Before you start to read the post, I must share with you that this is NOT a critical review of The Kashmir Files, for I am not an expert in the psychology of film making or in the art of storytelling or screenwriting. I am no expert in direction or production design. I am no expert in anything.

I am here only to share about how Kashmir Files made me feel; about the turbulent emotions I experienced throughout the three hours of the screening of the film as an Indian citizen, as a gentle human being.

I started following Mr Agnihotri and the #BuddhaSpeaks on Twitter in around 2019 and I was the most intrigued when he announced that he will make a film on the plight of Kashmiri pandits.
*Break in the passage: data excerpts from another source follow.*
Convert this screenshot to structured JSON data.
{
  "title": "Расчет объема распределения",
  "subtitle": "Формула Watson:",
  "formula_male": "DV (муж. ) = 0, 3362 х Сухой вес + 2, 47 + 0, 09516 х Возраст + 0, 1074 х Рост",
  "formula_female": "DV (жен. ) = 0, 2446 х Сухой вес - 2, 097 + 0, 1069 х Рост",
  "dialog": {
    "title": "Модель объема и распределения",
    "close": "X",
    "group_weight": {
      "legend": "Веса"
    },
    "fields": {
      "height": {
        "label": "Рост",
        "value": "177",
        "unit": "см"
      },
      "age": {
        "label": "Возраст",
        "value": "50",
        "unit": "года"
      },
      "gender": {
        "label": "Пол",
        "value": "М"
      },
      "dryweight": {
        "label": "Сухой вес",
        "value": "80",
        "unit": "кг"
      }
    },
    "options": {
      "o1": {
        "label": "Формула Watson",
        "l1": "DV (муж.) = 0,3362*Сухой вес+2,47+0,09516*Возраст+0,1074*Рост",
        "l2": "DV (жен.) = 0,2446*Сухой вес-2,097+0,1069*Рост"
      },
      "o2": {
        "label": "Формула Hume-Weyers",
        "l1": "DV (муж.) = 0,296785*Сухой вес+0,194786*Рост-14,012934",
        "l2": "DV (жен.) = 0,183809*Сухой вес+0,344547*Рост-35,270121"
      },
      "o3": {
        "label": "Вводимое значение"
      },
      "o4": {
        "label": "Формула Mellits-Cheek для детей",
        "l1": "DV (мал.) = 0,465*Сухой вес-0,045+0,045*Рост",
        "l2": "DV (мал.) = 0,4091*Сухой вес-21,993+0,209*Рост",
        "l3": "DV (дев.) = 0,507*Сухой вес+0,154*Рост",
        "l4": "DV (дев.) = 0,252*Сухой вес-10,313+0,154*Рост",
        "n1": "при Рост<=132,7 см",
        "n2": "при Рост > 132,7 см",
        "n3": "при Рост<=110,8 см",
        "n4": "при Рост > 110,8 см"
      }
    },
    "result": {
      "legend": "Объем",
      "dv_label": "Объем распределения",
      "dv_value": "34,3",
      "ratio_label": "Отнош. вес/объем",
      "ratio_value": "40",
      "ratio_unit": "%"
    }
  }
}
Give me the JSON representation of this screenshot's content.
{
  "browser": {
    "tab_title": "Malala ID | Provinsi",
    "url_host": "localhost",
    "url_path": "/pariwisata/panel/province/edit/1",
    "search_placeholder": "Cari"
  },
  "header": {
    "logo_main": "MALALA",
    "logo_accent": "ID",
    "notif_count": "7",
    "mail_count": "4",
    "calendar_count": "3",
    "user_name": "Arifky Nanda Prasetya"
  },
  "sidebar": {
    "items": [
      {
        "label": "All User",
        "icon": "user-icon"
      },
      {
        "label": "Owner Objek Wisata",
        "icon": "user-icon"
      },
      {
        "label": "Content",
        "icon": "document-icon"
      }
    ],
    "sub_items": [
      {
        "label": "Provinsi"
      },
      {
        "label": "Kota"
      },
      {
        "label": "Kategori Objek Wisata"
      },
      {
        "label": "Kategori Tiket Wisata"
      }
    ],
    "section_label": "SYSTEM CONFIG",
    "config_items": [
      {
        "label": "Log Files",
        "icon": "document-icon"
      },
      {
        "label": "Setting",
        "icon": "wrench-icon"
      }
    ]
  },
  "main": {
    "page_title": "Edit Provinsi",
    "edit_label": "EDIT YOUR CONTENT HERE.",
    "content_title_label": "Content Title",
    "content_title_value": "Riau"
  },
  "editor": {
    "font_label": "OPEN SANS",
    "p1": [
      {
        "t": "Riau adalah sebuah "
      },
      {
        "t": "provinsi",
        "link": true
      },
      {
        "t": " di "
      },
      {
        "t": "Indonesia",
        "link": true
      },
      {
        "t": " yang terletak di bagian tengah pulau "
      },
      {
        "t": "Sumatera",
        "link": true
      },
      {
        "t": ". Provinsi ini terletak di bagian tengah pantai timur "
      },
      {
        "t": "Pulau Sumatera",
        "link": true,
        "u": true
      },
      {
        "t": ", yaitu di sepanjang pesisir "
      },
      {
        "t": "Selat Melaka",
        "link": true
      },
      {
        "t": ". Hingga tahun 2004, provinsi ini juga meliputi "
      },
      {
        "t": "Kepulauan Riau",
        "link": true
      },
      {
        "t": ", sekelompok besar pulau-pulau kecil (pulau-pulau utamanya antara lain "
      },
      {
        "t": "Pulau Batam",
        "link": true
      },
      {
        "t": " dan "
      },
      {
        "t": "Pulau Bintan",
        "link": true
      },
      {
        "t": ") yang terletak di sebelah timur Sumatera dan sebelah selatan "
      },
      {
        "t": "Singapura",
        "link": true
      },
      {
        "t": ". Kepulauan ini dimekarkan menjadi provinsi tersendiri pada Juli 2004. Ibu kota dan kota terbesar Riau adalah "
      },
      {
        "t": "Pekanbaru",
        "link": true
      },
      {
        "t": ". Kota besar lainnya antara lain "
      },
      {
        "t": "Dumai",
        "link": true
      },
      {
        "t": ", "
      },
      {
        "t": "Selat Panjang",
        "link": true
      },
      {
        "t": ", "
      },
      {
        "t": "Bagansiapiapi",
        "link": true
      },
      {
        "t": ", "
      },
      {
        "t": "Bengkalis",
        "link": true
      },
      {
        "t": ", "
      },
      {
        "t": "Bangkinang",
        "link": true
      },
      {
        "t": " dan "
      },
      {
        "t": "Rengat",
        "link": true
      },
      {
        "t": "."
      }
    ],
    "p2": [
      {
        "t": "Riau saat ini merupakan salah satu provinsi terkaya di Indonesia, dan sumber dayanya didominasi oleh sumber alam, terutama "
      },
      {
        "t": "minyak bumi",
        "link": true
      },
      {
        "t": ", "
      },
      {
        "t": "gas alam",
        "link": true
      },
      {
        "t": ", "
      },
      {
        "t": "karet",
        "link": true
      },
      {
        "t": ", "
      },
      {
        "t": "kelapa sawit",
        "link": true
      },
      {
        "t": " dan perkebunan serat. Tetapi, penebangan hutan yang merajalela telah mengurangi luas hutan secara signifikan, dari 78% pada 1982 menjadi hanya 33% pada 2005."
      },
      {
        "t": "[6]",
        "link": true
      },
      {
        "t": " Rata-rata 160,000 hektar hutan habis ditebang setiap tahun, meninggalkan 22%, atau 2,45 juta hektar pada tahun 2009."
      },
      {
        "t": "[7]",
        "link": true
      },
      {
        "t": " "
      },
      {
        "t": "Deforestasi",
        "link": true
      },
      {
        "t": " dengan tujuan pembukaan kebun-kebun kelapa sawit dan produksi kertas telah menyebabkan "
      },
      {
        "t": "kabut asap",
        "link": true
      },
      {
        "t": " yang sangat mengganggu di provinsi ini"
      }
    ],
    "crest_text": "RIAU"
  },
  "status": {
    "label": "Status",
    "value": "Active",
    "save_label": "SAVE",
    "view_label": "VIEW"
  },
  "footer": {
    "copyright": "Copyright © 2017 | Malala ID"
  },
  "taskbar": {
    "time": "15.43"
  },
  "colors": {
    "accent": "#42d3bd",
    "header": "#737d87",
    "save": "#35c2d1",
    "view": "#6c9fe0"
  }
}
I waited for the film ever since and with the first opportunity available today, I went to a theatre after two years. After watching the hard-hitting trailer of the film, I absolutely had to gather all the courage I could ever do, since for an extremely emotional person like me, who typically prefers to watch only animation and romance and films like Harry Potter and who never, ever watches violent or horror films, it was a difficult decision to go and watch The Kashmir Files. But I had to and I did.

It may sound astounding (embarrassing to me) that despite being always a studious and the most curious teenager in the family of highly qualified professionals, like any other child/student/professional of my age, I never had the complete idea of what truly happened in 1990 in the part of India that was long abandoned by the country’s governments. Parents and elder siblings would only share a statement about the unfortunate exodus of Kashmiri pandits and never would talk about it in detail, for this was never a sort of conversation anyone would have with their children during suppers. Perhaps that’s our parenting and teaching failure.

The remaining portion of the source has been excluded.